Marburg. ...und des Fördervereins des Landschulheims Steinmühle wiegen schwer. Viele fragen sich einmal mehr: Wie konnte das passieren? Der Fall erinnert an den Veruntreuungsskandal in der Stadtverwaltung. In beiden Fällen nutzten - wenn der Verdacht stimmt - vertrauenswürdige Bürger wohl über viele Jahre hinweg das ihnen entgegengebrachte Vertrauen schamlos aus. Dagegen ist kein Kraut gewachsen.
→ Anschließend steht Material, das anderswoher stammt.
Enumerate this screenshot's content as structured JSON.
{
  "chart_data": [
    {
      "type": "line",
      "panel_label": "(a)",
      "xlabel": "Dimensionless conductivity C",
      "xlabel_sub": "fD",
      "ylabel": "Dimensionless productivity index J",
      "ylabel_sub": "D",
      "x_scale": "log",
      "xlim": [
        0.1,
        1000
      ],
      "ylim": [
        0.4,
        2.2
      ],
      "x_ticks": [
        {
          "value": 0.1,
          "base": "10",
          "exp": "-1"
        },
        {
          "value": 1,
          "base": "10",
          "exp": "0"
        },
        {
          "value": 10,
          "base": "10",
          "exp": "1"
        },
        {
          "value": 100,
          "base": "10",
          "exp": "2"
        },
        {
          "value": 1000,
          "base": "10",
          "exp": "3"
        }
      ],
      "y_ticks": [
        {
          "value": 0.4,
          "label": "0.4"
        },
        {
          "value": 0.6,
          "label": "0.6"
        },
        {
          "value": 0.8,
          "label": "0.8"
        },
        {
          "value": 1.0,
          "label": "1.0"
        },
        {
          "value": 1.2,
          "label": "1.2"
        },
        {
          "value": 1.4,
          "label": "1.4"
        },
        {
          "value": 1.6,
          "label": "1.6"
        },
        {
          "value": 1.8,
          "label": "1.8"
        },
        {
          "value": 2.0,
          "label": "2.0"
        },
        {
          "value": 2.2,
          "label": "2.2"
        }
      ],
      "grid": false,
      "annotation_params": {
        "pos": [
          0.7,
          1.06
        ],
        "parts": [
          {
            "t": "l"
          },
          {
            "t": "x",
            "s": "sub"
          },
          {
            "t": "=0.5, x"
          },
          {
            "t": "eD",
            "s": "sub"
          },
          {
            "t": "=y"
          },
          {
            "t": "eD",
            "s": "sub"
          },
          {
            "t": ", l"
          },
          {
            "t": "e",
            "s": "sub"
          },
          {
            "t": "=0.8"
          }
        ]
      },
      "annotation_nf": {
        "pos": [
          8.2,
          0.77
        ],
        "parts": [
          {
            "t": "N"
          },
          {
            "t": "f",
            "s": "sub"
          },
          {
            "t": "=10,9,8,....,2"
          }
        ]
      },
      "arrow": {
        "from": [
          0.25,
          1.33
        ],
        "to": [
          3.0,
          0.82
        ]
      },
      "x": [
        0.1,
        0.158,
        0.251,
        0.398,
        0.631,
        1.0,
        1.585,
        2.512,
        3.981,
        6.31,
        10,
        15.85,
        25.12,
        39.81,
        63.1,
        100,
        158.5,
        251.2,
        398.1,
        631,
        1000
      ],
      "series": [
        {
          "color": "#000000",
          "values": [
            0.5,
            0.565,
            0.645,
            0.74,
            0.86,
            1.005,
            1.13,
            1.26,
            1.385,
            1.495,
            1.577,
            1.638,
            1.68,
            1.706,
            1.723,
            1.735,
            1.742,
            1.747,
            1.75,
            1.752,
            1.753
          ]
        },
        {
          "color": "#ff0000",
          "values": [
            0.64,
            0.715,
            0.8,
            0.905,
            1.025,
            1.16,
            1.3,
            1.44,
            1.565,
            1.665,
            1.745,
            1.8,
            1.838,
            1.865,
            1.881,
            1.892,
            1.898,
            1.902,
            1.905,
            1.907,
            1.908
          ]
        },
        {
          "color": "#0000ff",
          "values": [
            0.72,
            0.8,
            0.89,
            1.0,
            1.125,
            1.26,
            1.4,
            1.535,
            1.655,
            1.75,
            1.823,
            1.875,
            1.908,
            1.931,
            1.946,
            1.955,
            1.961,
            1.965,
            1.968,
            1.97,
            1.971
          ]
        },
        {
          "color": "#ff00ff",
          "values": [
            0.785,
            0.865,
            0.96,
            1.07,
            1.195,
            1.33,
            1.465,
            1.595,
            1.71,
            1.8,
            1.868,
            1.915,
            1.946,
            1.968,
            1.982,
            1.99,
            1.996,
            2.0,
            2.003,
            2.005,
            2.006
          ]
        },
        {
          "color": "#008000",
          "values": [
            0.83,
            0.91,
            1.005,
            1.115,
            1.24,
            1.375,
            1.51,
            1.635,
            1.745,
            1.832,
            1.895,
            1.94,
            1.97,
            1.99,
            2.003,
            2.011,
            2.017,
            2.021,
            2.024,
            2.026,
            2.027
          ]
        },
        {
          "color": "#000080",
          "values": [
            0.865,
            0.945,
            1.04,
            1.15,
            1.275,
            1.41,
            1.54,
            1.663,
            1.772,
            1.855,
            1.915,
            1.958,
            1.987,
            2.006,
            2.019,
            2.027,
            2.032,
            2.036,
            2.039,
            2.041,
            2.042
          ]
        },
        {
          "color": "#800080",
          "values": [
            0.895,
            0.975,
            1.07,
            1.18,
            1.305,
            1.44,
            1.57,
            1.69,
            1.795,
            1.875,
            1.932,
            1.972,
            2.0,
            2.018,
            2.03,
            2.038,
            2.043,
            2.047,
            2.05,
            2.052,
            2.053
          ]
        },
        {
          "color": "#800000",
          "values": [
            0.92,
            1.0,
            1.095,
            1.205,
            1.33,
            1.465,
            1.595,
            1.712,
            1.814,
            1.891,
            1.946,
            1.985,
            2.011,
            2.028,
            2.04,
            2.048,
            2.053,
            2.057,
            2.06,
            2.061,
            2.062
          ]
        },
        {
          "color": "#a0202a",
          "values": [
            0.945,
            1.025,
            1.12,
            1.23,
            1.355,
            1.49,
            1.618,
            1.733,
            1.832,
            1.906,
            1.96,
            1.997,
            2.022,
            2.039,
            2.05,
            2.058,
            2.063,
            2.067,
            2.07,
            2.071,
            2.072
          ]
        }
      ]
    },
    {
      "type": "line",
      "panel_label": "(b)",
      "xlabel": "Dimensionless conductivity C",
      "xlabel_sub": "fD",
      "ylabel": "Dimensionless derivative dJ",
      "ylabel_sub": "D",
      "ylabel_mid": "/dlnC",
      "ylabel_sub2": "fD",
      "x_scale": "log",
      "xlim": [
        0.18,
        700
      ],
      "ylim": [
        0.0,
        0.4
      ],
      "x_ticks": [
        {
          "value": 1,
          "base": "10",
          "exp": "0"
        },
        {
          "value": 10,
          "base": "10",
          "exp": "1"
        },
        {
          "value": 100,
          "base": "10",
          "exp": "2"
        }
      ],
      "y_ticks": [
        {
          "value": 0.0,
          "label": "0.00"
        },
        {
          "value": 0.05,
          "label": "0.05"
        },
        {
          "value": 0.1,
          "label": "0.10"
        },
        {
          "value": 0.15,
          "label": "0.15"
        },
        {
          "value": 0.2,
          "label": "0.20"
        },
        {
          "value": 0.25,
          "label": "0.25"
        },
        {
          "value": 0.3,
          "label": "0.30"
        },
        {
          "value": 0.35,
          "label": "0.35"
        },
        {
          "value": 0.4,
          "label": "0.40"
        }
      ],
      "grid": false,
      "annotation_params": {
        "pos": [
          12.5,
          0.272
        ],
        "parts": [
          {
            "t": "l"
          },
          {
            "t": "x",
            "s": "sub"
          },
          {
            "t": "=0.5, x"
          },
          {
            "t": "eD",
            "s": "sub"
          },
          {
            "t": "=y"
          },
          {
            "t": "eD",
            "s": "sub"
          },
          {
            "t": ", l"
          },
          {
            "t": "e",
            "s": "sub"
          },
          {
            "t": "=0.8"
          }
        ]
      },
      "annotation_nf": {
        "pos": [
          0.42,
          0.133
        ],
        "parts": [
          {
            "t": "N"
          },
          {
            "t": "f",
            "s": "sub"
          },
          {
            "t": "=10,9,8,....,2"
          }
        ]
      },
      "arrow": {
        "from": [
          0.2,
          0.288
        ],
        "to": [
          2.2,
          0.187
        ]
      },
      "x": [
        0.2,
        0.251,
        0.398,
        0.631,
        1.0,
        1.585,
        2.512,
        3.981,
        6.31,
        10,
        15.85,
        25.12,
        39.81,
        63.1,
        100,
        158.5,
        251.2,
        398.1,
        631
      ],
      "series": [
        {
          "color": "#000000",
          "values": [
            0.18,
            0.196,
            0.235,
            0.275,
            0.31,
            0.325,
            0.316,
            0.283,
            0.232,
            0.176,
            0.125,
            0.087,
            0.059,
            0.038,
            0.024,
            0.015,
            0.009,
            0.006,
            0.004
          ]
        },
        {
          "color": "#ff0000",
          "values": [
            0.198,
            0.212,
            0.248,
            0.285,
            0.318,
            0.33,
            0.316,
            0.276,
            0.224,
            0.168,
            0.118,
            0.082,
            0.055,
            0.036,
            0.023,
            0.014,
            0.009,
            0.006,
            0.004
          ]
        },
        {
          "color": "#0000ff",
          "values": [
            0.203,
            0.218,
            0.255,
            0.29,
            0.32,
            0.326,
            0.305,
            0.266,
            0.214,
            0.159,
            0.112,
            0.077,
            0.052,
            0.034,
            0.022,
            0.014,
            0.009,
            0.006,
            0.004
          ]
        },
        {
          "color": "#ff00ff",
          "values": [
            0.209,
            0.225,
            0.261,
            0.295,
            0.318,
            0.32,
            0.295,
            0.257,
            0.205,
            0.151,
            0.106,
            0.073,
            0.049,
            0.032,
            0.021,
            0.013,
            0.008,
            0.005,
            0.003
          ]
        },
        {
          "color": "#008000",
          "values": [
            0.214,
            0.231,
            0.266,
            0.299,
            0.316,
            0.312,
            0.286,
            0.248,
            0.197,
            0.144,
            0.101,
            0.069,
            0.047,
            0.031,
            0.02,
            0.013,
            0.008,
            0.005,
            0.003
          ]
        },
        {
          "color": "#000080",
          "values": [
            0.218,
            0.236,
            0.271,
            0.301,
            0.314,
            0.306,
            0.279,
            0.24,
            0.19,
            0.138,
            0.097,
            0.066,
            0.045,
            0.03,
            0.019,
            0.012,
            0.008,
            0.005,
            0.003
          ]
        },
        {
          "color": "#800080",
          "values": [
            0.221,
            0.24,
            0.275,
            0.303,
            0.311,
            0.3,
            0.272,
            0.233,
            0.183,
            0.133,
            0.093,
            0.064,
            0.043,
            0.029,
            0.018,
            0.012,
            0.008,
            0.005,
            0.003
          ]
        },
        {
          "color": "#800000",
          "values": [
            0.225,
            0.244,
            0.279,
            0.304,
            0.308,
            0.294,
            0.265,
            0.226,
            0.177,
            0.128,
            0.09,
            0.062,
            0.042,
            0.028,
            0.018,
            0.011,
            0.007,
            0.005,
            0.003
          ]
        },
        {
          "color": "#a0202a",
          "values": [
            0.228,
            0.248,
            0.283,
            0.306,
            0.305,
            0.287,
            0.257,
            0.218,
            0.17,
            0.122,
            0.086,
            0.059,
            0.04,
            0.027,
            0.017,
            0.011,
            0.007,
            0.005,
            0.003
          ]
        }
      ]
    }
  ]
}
Kriminelle Energie bahnt sich ihren Weg, weil sie Schlupflöcher findet. Wie im städtischen Fall kommen dennoch viele kritische Fragen auf, die im Zuge einer transparenten Aufklärungsarbeit gestellt werden müssen. Warum fiel keinem etwas auf? Warum machten jene, die vielleicht ein mulmiges Gefühl hatten, nicht vernehmlicher den Mund auf? Gab es kein Vier-Augen-Prinzip? Mögliche Antworten: Kassierer zu sein, ist kein begehrtes Ehrenamt. Man will keinen Freiwilligen verprellen. Erst recht niemanden, der schließlich auch mit den Finanzen anderer Vereine betraut ist. Die meisten Vereinsmitglieder sind Laien, keine Steuer- oder Verwaltungsprofis. Das unterscheidet den Vereins-Fall von dem des betrügerischen Beamten. Der Schaden ist schon materiell hoch. Zudem ist viel Vertrauen und Harmonie zerstört worden. Die Schule wird sich von ihrem Förderverein strukturell und personell distanzieren. Sie fürchtet um ihr Image. Diese Angst sollte unbegründet sein.